Da autoria de Maria João Brito de Sousa, sócia nº 88 da Associação Portuguesa de Poetas, Membro Efectivo da Academia Virtual Sala dos Poetas e Escritores - AVSPE -, Membro da Academia Virtual de Letras (AVL) e autora no Portal CEN, escrito num portátil gentilmente oferecido pelos seus leitores. ...porque os poemas nascem, alimentam-se, crescem, reproduzem-se e (por vezes...) não morrem.
29
Ago17

GLOSANDO JOÃO MOUTINHO II

Maria João Brito de Sousa

Julio.jpg

 

SONHO SOLTO

 

Sento-me, só, no colo das ideias

Do verso branco que não sei parar…

Sinto o dilatar de todas as veias

Que pulsam em mim, sem me sossegar

 

Todos os elos, todas as cadeias,

Todas as ondas me vão navegar

E desaguar nas mesmas areias

Do mesmo sol-pôr, do mesmo luar

 

Cavalgo as marés da tua ternura

Nas dunas de pele que quero sorver…

Saciando a sede na tua candura

 

O sonho só solto ao anoitecer

No amanhecer da minha loucura

No verso de amor que não vou escrever

 

João Moutinho



POR ELA



“Sento-me, só, no colo das ideias”,

Enlaço-me nos braços da Razão

E, apagada a chama das candeias,

Confronto a minha humana condição;



“Todos os elos, todas as cadeias”,

Todas as formas de escravização,

São coisas que não sabes, mas premeias,

Não por palavras, mas por omissão.



“Cavalgo as marés da tua ternura”

Quando descanso e sempre que puder,

Mas assim que a Razão sonda e perfura



“O sonho só solto ao anoitecer”,

É por ela que aceito esta ruptura

E, por ela, só dela passo a ser.

 



Maria João Brito de Sousa – 28.08.2017 – 11.58h

 

 

Desenho de Júlio (irmão do poeta José Régio)









 

27
Jul17

GLOSANDO ALBERTINO GALVÃO II (?)

Maria João Brito de Sousa

TEMPO II.jpg

 

TEMPO INSENSÍVEL



Soneto em versos de 11 sílabas (os meus preferidos)

 

A noite caíra encobrindo a cidade
E as poças que a chuva da tarde fizera!
Da minha janela soprava-me a espera
Enquanto embalava, no colo, a saudade

 

Inspirei, absorto, a fria humidade
Soltei o soluço que em mim retivera
Pensando que bom, oh meu Deus quem me dera
Ter hoje e agora quinze anos de idade

 

Mas sendo insensível o tempo não trava
A louca corrida que o relógio grava
E segue somando minutos e anos

 

Indif’rente a sonhos desejos e planos
Lá vai me lembrando que ele ao ir passando
De mim vai também minha vida levando.

 

Abgalvão (in Palavras com Alma)





BAIXOS-RELEVOS



(em versos de onze sílabas métricas)



“A noite caíra encobrindo a cidade”

Que em sombras desvenda seus becos, vielas,

Seus prédios mais altos e suas capelas

Que, de alvas, brilhavam sob a claridade.
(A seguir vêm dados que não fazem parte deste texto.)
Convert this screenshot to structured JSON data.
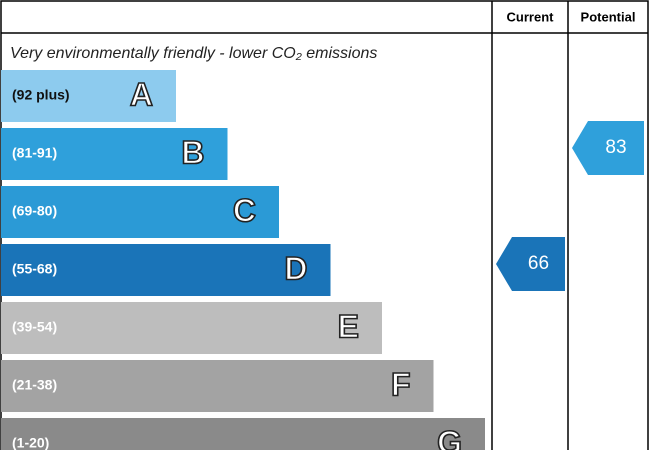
{
  "header": {
    "current": "Current",
    "potential": "Potential"
  },
  "title": "Very environmentally friendly - lower CO₂ emissions",
  "bands": [
    {
      "range": "(92 plus)",
      "letter": "A",
      "color": "#8dcbee"
    },
    {
      "range": "(81-91)",
      "letter": "B",
      "color": "#2fa0db"
    },
    {
      "range": "(69-80)",
      "letter": "C",
      "color": "#2b9ad6"
    },
    {
      "range": "(55-68)",
      "letter": "D",
      "color": "#1a74b8"
    },
    {
      "range": "(39-54)",
      "letter": "E",
      "color": "#bdbdbd"
    },
    {
      "range": "(21-38)",
      "letter": "F",
      "color": "#a3a3a3"
    },
    {
      "range": "(1-20)",
      "letter": "G",
      "color": "#8a8a8a"
    }
  ],
  "current": 66,
  "potential": 83
}
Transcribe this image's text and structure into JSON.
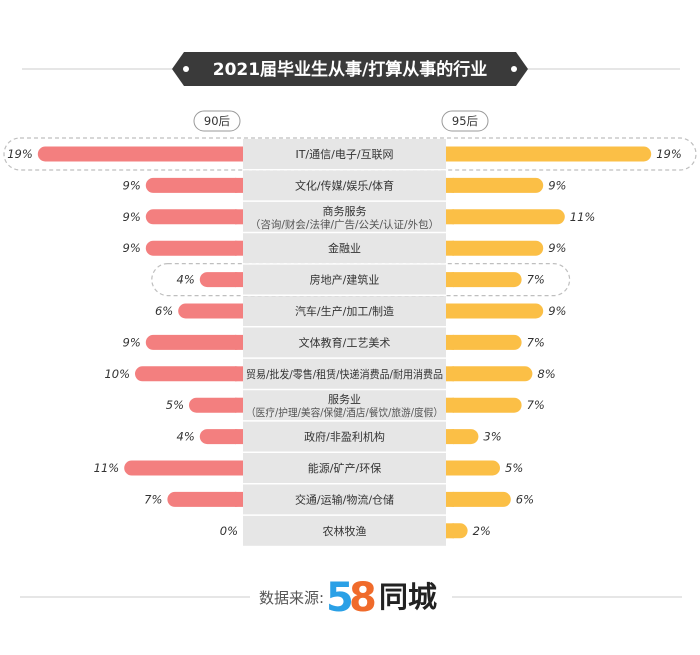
{
  "title": "2021届毕业生从事/打算从事的行业",
  "left_header": "90后",
  "right_header": "95后",
  "source_label": "数据来源:",
  "logo": {
    "digits": [
      "5",
      "8"
    ],
    "text": "同城",
    "colors": {
      "five": "#2aa0e6",
      "eight": "#f06b2b"
    }
  },
  "colors": {
    "left_bar": "#f37f7f",
    "right_bar": "#fbbf46",
    "center_band": "#e6e6e6",
    "title_bg": "#3a3a3a",
    "dashed": "#bfbfbf"
  },
  "highlighted_rows": [
    0,
    4
  ],
  "chart_data": {
    "type": "bar",
    "title": "2021届毕业生从事/打算从事的行业",
    "categories": [
      "IT/通信/电子/互联网",
      "文化/传媒/娱乐/体育",
      "商务服务",
      "金融业",
      "房地产/建筑业",
      "汽车/生产/加工/制造",
      "文体教育/工艺美术",
      "贸易/批发/零售/租赁/快递消费品/耐用消费品",
      "服务业",
      "政府/非盈利机构",
      "能源/矿产/环保",
      "交通/运输/物流/仓储",
      "农林牧渔"
    ],
    "category_notes": [
      "",
      "",
      "（咨询/财会/法律/广告/公关/认证/外包）",
      "",
      "",
      "",
      "",
      "",
      "（医疗/护理/美容/保健/酒店/餐饮/旅游/度假）",
      "",
      "",
      "",
      ""
    ],
    "series": [
      {
        "name": "90后",
        "values": [
          19,
          9,
          9,
          9,
          4,
          6,
          9,
          10,
          5,
          4,
          11,
          7,
          0
        ],
        "labels": [
          "19%",
          "9%",
          "9%",
          "9%",
          "4%",
          "6%",
          "9%",
          "10%",
          "5%",
          "4%",
          "11%",
          "7%",
          "0%"
        ]
      },
      {
        "name": "95后",
        "values": [
          19,
          9,
          11,
          9,
          7,
          9,
          7,
          8,
          7,
          3,
          5,
          6,
          2
        ],
        "labels": [
          "19%",
          "9%",
          "11%",
          "9%",
          "7%",
          "9%",
          "7%",
          "8%",
          "7%",
          "3%",
          "5%",
          "6%",
          "2%"
        ]
      }
    ],
    "orientation": "horizontal-butterfly"
  }
}
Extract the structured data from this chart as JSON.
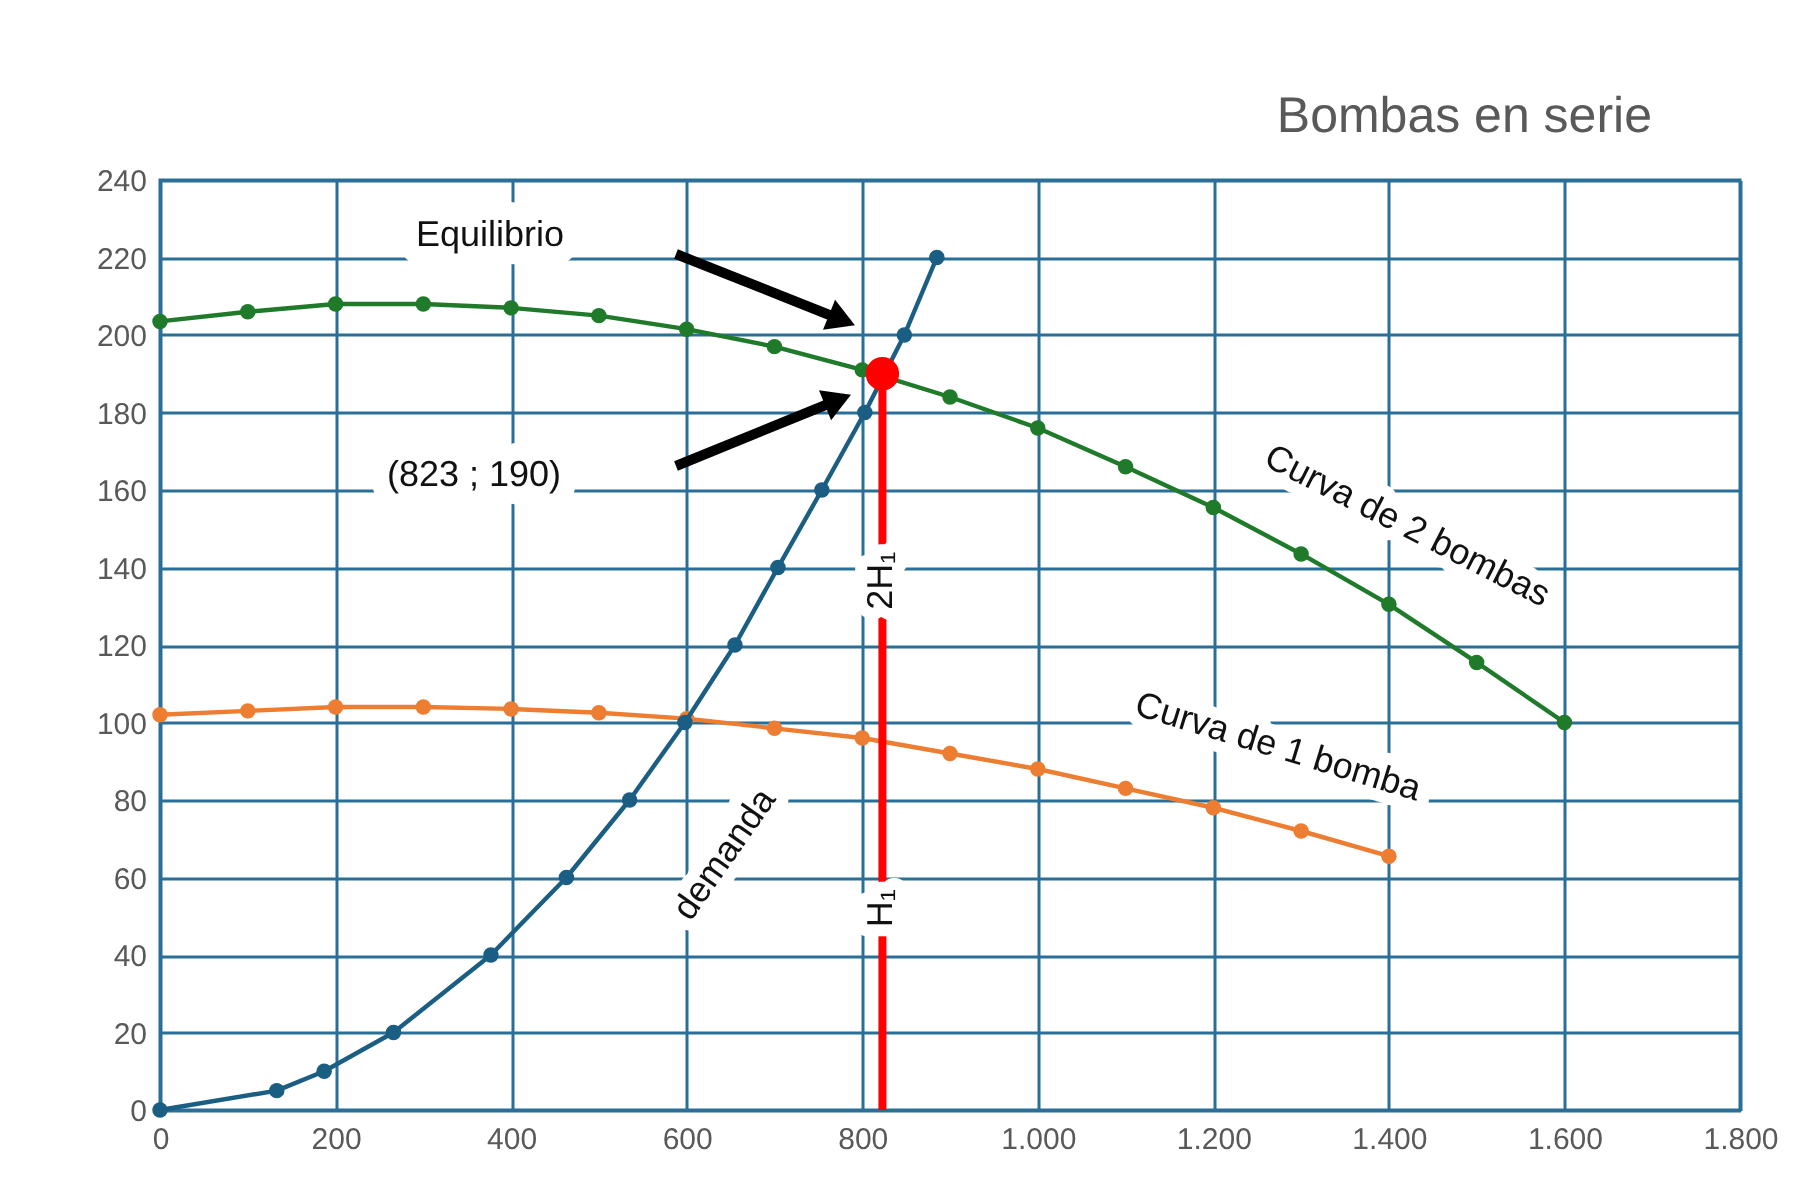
{
  "chart_data": {
    "type": "line",
    "title": "Bombas en serie",
    "xlim": [
      0,
      1800
    ],
    "ylim": [
      0,
      240
    ],
    "xticks": [
      0,
      200,
      400,
      600,
      800,
      {
        "value": 1000,
        "label": "1.000"
      },
      {
        "value": 1200,
        "label": "1.200"
      },
      {
        "value": 1400,
        "label": "1.400"
      },
      {
        "value": 1600,
        "label": "1.600"
      },
      {
        "value": 1800,
        "label": "1.800"
      }
    ],
    "yticks": [
      0,
      20,
      40,
      60,
      80,
      100,
      120,
      140,
      160,
      180,
      200,
      220,
      240
    ],
    "grid": true,
    "marker": "circle",
    "series": [
      {
        "name": "Curva de 2 bombas",
        "color": "#1f7a2a",
        "x": [
          0,
          100,
          200,
          300,
          400,
          500,
          600,
          700,
          800,
          900,
          1000,
          1100,
          1200,
          1300,
          1400,
          1500,
          1600
        ],
        "values": [
          203.5,
          206,
          208,
          208,
          207,
          205,
          201.5,
          197,
          191,
          184,
          176,
          166,
          155.5,
          143.5,
          130.5,
          115.5,
          100
        ]
      },
      {
        "name": "Curva de 1 bomba",
        "color": "#ed7d31",
        "x": [
          0,
          100,
          200,
          300,
          400,
          500,
          600,
          700,
          800,
          900,
          1000,
          1100,
          1200,
          1300,
          1400
        ],
        "values": [
          102,
          103,
          104,
          104,
          103.5,
          102.5,
          101,
          98.5,
          96,
          92,
          88,
          83,
          78,
          72,
          65.5
        ]
      },
      {
        "name": "demanda",
        "color": "#1b5e83",
        "x": [
          0,
          133,
          187,
          266,
          377,
          463,
          535,
          598,
          655,
          704,
          754,
          803,
          848,
          885
        ],
        "values": [
          0,
          5,
          10,
          20,
          40,
          60,
          80,
          100,
          120,
          140,
          160,
          180,
          200,
          220
        ]
      },
      {
        "type": "line",
        "marker": "none",
        "color": "#ff0000",
        "x": [
          823,
          823
        ],
        "values": [
          0,
          190
        ]
      },
      {
        "type": "scatter",
        "color": "#ff0000",
        "x": [
          823
        ],
        "values": [
          190
        ]
      }
    ],
    "annotations": [
      "Equilibrio",
      "(823 ; 190)",
      {
        "text": "2H₁",
        "x": 823,
        "y": 133
      },
      {
        "text": "H₁",
        "x": 823,
        "y": 50
      }
    ]
  }
}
“Inspirei absorta a fria humidade”,

Chorei sob um céu sem lua, nem estrelas,

Onde nada brilha... nem um rasto delas

No intenso negrume que agora me invade,



“Mas sendo insensível, o tempo não trava”

A lágrima em fuga que escorre e que lava

Memórias doridas, doridos enganos,



“Indif`rente a sonhos, desejos e planos”,

Prossegue incansável nas marcas que grava

E nem se dá conta de ter-me por escrava...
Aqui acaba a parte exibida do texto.